Though if we had awakened below, with the dirt and the smoke and the depredations of “the Adverse,” whatever those were, I probably wouldn’t have lost Laini the way I was about to. I’d accidentally brought her to a world that was too good to leave.
I reached out and touched Laini’s shoulder, and she turned, scowling at me, green eyes in a pinched face under short black hair. I was the whole reason she was here, and she clearly wished I would go away. I would leave – I had no choice – but I deserved a goodbye, at least, didn’t I? I touched my borrowed bracelet and put an exclusion field around us, a bubble of silence and privacy on the dance floor.
“I’m fading.” I blinked, and even that was an effort. My eyes were leaden window shades, my breathing deeper with every passing moment, and there was a distant keening sound in my ears. I knew the signs of incipient exhaustion. They had excellent stimulants in that world, but even with my metabolic tweaks, staying awake for five days straight was about my limit.
“Zax… I don’t… I’m sorry… I just…” I could have helped her, said what she was thinking so she didn’t have to, but I stubbornly made her speak her own mind. “I like it here,” she said finally. “I’ve made friends. I want to stay.”

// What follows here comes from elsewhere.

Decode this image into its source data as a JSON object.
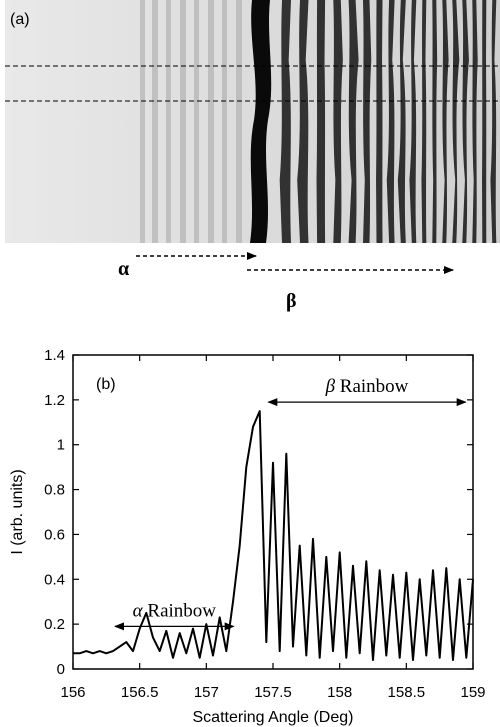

I liked her a little better for being so direct about it, and at least this way there was a sort of closure. My last companion before Laini, Winsome, had gotten lost in the depths of the non-Euclidean mansion where we landed, and I couldn’t stay awake long enough to find them again. (Unless, I thought darkly, they’d abandoned me deliberately, too, and just wanted to avoid an awkward goodbye.) I couldn’t blame Laini for wanting to stay here, either. She’d come from a world of hellish subterranean engines: the whole planet a slave-labor mining operation for insectile aliens, and this playground world of plenty was a heaven she could never have imagined in her old life – the one I rescued her from. We’d been together for forty-three worlds though, the longest I’d kept a companion since the Lector, and it hurt to see her choose this place over me. We didn’t even get along that well, honestly; she was suspicious, quick to anger, and secretive – all reasonable traits for someone who’d grown up the way she did – but that didn’t matter. For a little while, I’d woken up next to someone I could call a friend, and, in my life, that’s the most precious thing there is.